検定料金に関しては、そのほかの検定同様、高級になるにつれて高額になっております。

試験時間ですが、3級、2級が60分、1級のみが90分となっております。

自宅pcでの受験となりますのでその場その場の問題に対してネットで調べれば合格出来るのでは?と思う方もいると思いますが、一つ一つの問題に対して調べていたら確実に時間が足りない仕様になっております。

合格点よりも分析評価が大事?

ビジネス数学検定を受験すると、総合スコアと共に能力の分析表を確認することができます。

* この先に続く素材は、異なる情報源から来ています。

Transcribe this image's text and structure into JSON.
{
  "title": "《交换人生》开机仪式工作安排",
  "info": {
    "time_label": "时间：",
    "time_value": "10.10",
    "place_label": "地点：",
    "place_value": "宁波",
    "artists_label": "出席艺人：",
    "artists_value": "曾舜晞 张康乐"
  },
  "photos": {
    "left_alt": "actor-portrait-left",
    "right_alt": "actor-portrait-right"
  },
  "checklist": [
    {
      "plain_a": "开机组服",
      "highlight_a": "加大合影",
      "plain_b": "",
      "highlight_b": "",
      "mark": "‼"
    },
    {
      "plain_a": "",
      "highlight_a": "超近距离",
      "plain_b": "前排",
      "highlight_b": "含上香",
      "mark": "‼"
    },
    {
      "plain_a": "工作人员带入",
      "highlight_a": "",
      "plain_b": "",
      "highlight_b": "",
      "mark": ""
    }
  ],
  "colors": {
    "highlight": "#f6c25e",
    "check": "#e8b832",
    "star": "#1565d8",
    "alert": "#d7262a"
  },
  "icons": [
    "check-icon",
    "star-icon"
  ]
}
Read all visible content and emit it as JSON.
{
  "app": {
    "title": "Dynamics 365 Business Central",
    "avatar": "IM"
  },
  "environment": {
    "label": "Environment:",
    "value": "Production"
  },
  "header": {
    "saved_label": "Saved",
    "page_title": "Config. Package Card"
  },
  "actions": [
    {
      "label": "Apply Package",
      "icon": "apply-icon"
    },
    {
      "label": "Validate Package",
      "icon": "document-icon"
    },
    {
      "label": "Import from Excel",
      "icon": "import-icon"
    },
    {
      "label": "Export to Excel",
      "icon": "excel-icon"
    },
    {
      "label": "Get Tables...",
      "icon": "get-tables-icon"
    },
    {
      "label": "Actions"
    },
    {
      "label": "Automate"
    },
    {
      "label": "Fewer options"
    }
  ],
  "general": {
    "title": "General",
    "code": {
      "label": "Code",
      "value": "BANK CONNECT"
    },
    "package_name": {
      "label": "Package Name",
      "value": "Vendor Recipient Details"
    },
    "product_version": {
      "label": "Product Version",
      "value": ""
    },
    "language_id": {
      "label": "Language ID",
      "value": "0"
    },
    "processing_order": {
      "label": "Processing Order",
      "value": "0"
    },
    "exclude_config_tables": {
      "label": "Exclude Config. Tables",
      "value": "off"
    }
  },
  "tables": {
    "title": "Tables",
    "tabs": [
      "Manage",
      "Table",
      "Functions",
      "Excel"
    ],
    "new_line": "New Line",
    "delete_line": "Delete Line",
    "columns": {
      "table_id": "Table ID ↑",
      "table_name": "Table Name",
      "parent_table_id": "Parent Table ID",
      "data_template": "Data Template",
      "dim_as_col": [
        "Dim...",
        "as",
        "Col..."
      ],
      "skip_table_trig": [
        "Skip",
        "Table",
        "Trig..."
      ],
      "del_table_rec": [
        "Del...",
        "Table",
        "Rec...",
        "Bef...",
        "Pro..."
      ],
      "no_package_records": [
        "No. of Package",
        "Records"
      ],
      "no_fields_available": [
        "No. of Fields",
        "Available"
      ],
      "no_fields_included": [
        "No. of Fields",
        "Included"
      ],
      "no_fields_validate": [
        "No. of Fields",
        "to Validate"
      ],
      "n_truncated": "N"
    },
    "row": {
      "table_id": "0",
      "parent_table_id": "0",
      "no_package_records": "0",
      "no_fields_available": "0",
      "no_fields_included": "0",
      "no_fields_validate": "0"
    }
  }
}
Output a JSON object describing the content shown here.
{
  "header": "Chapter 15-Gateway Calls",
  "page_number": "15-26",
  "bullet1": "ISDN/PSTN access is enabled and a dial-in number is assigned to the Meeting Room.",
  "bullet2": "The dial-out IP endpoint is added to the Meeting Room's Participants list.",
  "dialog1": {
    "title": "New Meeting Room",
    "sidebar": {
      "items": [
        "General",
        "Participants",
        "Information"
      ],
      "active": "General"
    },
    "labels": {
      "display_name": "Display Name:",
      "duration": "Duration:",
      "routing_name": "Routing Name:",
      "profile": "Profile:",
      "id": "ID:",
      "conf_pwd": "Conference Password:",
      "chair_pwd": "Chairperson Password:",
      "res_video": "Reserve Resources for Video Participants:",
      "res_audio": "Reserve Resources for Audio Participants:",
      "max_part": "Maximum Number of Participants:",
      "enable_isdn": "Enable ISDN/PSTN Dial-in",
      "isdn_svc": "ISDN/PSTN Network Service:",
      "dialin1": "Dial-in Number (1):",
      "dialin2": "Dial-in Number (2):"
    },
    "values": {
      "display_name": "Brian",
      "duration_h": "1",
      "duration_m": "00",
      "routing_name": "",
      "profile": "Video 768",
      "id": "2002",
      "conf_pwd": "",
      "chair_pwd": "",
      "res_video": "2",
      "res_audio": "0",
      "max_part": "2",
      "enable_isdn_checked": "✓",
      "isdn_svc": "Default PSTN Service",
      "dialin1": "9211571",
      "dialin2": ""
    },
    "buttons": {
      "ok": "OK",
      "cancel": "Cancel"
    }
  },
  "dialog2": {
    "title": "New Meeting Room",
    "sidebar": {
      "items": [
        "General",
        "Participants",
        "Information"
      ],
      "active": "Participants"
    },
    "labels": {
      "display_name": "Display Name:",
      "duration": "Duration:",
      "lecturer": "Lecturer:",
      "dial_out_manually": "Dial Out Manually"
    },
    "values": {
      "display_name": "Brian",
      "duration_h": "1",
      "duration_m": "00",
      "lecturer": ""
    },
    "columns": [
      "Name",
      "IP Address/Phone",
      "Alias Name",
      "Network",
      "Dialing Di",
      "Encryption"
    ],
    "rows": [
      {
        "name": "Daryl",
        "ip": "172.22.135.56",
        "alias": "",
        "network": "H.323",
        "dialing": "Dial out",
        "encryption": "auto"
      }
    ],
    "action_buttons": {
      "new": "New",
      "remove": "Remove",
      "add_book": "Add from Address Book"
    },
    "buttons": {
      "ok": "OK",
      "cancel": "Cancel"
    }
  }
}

この分析表ですが下記の5つのチャートに分かれており、各項目毎に点数付けがされますので、今の自分に足りない能力を把握することができます。

実務にあたって注意するべき事や、アドバイスが提示されますので参考にすると良いでしょう。

把握力 「把握力」は仕事の上で取り扱うデータやグラフを正しく解釈し、現在の状況を正確につかむ力です。
分析力 「分析力」は集めたデータを分析し、規則性や相関関係を客観的に捉え、次の行動につなげるための情報へと変換する力です。
選択力 「選択力」は数理的な根拠をもとに最適な選択をする力で、ビジネス上のさまざまな判断を下す場面で必要とされる力です。
予測力 「予測力」は過去のデータや現在の状況をもとに、先を見越して計画を立てたり、事業の将来がどのようになるのかを見抜く力です。
表現力 「表現力」は図表やグラフなどを効果的に使って、数値情報を相手に分かりやすく伝えるための力です。
出典:ビジネス数学検定公式HP

ビジネス数学検定は就活に有利なのか?

プレゼン イメージ

就活に有利になるのか?と言う事に関しては、これから就職活動をする学生には気になる所ではないでしょうか。

正直に申しますと、TOEICや簿記と違い人事が直感的に採用不採用の判断を下せるような類の検定ではありません。
しかし、面接時に話のネタや記憶に残らせる材料としては十分な力を持っている検定だと思います。
ビジネス数学検定をポートフォリオの中心として就職活動を進める事はお勧めいたしませんが、「客観的な判断を下せるため」「文系にも関わらず数字を使った説得力が欲しかった為」などビジネス数学検定を受ける「きっかけ」を含め面接時に話をすると、就活において周りの学生との差をつける事が可能ではないかと思います。

履歴書にはどう書いたら良いの?

既に文中で述べました通り、ビジネス数学検定をポートフォリオの中心として就職活動をするのは中々難しいと思います。
履歴書を書くに当たってですが、まず「ビジネス数学検定で何を得られたか」そして「得られた結果をどう活かせたか」を話の脇役として履歴書に書くと良いと思います。
例えば、「サークル参加者の満足度に関して、出席率の高い日の統計から参会者の求めている物を探り、勧誘やイベントを企画した等」一見普通の事のように見えますが、「ビジネス数学検定で養った分析力を活かして」と履歴書に追記致しますと、それっぽい事をしたように思わせる事が出来ます。

入社後リーダーとしての素質をアピールしたいのであれば、「数字を使った説得力が得意」と書くのが良いかと思います。

ビジネス数学検定、テキストや勉強法に関して

ビジネス数学検定に関しての勉強方に関しては、公式のHPでもいくつか紹介されております。
テキストに関してもいくつか紹介されておりますが、なぜか1級のテキストがありません。
アマゾンや楽天でも売られていませんので恐らく出版されておりません。

合格者の勉強法を見てみますと、「2級のテキストで対策をしっかり行った上で入念な準備を行った」という方がいました。

その他の対策になりますと、セミナーやeラーニングのサービスが紹介されております。
しかし、eラーニングに関しては一つの授業に付き、大体¥3,000円程で、セミナーに関しては、一公演¥12,000円となっており少々高額です。

ビジネス数学検定についてまとめ

今回、ビジネス数学検定に関して紹介させていただきました。

ビジネス数学検定は級を持っている事をステータスとするのが目的ではなく、ビジネスシーンでいかに上手く数学を活用するかを考えて作られた物です。

実際の生活において数字を取り入れる事で説得力のある説明や安心した判断を下す事ができます。

人柄や説明下手により上手く相手の納得や安心が得られなくても数字に関しては不変の説得力や安心感がありますので効果的です。

ビジネス数学検定をきっかけに数字を仕事のパートナーにしてみてはいかがでしょうか。